ESPN Photo by Mike Windle/Getty Images for ESPN

Here’s a piece of advice to media producers – do NOT play emergency alert tones in any advertising that you do or else it is going to cost you big time. This is a lesson that ESPN has apparently yet to learn.

In a ruling published by the Federal Communications Commission today, the FCC is proposing a maximum fine of $146,976 for ESPN for using Emergency Alert System tones in promotional spots hyping up the start of the 2023-2024 NBA season. The FCC found that the violations occurred on six separate occasions from October 20-24 on ESPN airwaves.

Here it is straight from the FCC‘s Notice of Apparent Liability for Forfeiture:

We propose a penalty of $146,976, the statutory maximum for six apparent violations by a Federal Communications Commission (Commission or FCC) regulatee, against ESPN, Inc. (ESPN) for apparently willfully and repeatedly violating the FCC’s rules that prohibit the transmission of, or causing the transmission of, false or deceptive emergency alert system (EAS) codes or the EAS Attention Signal, or simulations thereof (together, EAS Tones). On October 20, 2023, October 23, 2023, and October 24, 2023, ESPN apparently transmitted, or caused the transmission of, EAS codes during a promotional segment (Promo Spot) concerning the start of the 2023-2024 National Basketball Association (NBA) season in the absence of any actual emergency, authorized test of the EAS, or qualified public service announcement (PSA).

The commission found that ESPN “willfully and repeatedly violated” regulations against using emergency alert sounds for non-emergencies, which the FCC takes seriously so as to not undermine them in the case of, you know, an actual emergency.

The notice also includes a background of what exactly happened. Although a quick search of the interwebs couldn’t find the offending ad (which has probably been scrubbed for obvious reasons) it appears to be a satirical dramatization of an EAS announcement in regards to the new NBA season.
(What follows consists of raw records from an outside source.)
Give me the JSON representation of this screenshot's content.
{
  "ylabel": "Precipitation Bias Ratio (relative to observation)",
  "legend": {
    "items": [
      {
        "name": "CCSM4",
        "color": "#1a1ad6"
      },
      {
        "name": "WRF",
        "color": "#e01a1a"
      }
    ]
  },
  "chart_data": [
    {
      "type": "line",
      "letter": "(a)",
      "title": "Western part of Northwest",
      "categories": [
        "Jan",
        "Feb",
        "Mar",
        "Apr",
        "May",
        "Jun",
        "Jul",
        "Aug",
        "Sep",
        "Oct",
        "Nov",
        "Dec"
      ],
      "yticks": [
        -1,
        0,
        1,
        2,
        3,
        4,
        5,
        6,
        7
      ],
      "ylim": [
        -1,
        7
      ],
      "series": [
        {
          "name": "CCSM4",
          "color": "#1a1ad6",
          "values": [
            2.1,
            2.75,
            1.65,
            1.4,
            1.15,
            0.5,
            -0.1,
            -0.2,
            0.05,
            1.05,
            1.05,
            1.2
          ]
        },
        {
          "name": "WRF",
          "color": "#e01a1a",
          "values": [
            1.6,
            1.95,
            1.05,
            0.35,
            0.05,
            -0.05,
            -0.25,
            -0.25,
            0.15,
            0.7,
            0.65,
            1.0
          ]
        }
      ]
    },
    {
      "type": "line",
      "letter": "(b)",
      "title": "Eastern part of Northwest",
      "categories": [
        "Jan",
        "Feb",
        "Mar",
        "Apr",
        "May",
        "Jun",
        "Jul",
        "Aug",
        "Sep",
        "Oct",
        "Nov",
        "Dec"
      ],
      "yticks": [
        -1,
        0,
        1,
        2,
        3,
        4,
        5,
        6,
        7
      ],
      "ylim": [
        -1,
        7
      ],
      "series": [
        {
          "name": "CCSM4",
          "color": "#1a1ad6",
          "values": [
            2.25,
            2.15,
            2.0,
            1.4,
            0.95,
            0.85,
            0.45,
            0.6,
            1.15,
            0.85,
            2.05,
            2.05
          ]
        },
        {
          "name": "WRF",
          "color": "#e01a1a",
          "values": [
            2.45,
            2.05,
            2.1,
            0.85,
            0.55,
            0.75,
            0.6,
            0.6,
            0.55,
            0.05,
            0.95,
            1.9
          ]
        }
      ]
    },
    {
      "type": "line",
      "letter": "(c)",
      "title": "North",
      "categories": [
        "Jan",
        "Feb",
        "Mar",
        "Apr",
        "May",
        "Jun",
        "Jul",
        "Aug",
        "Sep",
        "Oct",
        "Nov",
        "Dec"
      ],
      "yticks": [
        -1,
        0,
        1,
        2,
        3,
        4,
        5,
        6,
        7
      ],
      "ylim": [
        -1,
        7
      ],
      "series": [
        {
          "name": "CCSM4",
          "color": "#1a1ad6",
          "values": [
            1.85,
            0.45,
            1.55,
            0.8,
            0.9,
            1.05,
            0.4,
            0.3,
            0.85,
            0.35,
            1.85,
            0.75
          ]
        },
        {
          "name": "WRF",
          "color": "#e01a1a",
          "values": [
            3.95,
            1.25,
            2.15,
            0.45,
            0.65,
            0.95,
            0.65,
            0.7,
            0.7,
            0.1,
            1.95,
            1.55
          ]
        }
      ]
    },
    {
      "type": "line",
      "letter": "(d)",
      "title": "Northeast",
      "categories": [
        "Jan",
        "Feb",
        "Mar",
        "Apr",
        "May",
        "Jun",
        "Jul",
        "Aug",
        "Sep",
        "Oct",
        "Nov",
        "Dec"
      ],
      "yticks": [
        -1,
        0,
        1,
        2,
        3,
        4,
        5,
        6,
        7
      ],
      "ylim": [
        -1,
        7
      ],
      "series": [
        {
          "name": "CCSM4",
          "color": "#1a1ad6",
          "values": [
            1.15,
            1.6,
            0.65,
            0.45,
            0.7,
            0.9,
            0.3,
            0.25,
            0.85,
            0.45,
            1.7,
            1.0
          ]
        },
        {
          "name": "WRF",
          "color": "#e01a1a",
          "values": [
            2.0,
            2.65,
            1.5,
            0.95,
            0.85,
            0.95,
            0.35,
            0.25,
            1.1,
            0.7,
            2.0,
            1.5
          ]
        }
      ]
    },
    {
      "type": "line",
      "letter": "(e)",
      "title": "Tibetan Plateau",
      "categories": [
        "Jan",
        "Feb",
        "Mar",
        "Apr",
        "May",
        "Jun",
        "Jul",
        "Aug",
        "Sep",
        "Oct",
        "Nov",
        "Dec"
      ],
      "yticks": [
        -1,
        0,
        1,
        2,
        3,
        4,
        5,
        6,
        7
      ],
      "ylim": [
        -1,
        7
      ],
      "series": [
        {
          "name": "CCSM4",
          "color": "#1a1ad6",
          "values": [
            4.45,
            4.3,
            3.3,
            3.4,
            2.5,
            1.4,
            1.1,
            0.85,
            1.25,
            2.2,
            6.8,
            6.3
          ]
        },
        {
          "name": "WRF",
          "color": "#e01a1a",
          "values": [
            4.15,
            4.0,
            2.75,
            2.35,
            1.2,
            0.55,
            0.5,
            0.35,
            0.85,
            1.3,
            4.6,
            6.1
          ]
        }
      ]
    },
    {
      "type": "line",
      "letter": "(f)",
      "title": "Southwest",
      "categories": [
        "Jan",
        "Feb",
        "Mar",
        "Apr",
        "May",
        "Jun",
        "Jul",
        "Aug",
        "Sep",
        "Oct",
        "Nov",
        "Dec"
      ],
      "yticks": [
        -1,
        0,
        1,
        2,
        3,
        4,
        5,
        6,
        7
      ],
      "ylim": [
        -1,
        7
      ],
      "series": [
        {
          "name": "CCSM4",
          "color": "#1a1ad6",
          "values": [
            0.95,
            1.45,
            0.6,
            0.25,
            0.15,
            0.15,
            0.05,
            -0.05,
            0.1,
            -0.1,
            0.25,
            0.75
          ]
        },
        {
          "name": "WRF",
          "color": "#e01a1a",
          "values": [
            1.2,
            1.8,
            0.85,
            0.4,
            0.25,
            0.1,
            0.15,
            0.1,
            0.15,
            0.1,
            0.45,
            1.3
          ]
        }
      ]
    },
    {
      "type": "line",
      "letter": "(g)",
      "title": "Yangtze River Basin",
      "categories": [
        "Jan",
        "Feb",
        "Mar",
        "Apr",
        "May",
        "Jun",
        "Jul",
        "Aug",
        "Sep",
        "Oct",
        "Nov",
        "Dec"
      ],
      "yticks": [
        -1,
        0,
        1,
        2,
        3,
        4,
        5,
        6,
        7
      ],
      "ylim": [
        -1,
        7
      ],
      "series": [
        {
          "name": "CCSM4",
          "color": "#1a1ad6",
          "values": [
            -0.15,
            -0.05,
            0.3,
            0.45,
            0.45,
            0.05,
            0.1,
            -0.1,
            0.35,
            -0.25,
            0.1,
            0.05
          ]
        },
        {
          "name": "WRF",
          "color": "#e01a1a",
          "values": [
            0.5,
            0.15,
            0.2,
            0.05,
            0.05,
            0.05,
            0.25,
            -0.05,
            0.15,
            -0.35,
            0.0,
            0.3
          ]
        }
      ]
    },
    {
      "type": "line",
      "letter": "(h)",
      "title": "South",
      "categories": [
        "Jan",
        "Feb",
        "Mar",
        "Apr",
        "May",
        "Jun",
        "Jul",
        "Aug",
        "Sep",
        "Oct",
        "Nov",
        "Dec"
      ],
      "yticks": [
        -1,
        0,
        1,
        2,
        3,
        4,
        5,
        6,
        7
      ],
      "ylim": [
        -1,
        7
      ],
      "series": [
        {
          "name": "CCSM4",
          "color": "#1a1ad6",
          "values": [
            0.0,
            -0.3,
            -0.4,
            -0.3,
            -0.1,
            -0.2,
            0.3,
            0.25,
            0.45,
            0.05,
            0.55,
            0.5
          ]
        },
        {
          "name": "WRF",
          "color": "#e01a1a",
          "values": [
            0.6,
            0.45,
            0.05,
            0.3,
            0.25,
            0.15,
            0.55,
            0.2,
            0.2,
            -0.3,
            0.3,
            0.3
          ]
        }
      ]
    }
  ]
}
9. In its LOI Response, ESPN admits that it developed, produced, and transmitted the subject programming. ESPN further admits that “[f]or each Transmission, ESPN Transmitted or caused to be Transmitted a portion of the EAS Attention Signals as part of the Promo Spot.” ESPN notes that the Promo Spot was “accompanied by a brief, less than two second excerpt of the EAS Attention Signals, immediately followed by a . . . voiceover of a man who states, in an exaggerated, stentorian tone, that ‘we interrupt our program to bring you this important message.’” ESPN believes that “the brief portion of the EAS Attention Signals included in the Promo Spot [was] an excerpt of the EAS header tone” and did “not include other elements of the EAS Attention Signals, such as the dual-tone attention signal.” ESPN further admits that for the Promo Spot airings, ESPN did not transmit or cause to be transmitted a portion of the EAS Tones in connection with any Permitted Use, i.e., an actual emergency, authorized test of the EAS, or qualified PSA. ESPN acknowledges that it transmitted the Promo Spot a total of six times during October 20-24, 2023, on two ESPN-owned networks.

10. ESPN admits that ESPN producers “likely . . . obtained the portion of the EAS Attention Signal recordings from a publicly available YouTube video,” and that its producers, and potentially other ESPN production staff, reviewed the Promo Spot before its initial transmission in 2023. ESPN indicates that it was aware that the Promo Spot was transmitted to the public at approximately the time it was transmitted. After the initial airings, ESPN believes that “some members of the production team may have discussed the presence of the excerpt of the EAS Attention Signals in the Promo Spot, but they apparently did not comprehend that its use was prohibited.” ESPN notes that it “is taking this opportunity to revisit its internal review processes and reeducate its personnel” regarding the FCC’s EAS rules.

Why was ESPN fined the maximum amount? Because as luck would have it this is not the first time ESPN has been pinged by the FCC for airing emergency alert system tones in an improper way. It happened again in 2020 when ESPN re-aired a Roll Tide/War Eagle documentary that also had them. For that offense, ESPN was fined $20,000. In 2015, ESPN was fined a whopping $280,000 for airing the sounds in a trailer for the movie No Surrender.

The FCC said that ESPN’s history of fines was a “significant factor” in dropping the hammer this time around. If it happens again, ESPN may have to start seriously re-thinking whether or not they have the money to re-sign Stephen A. Smith.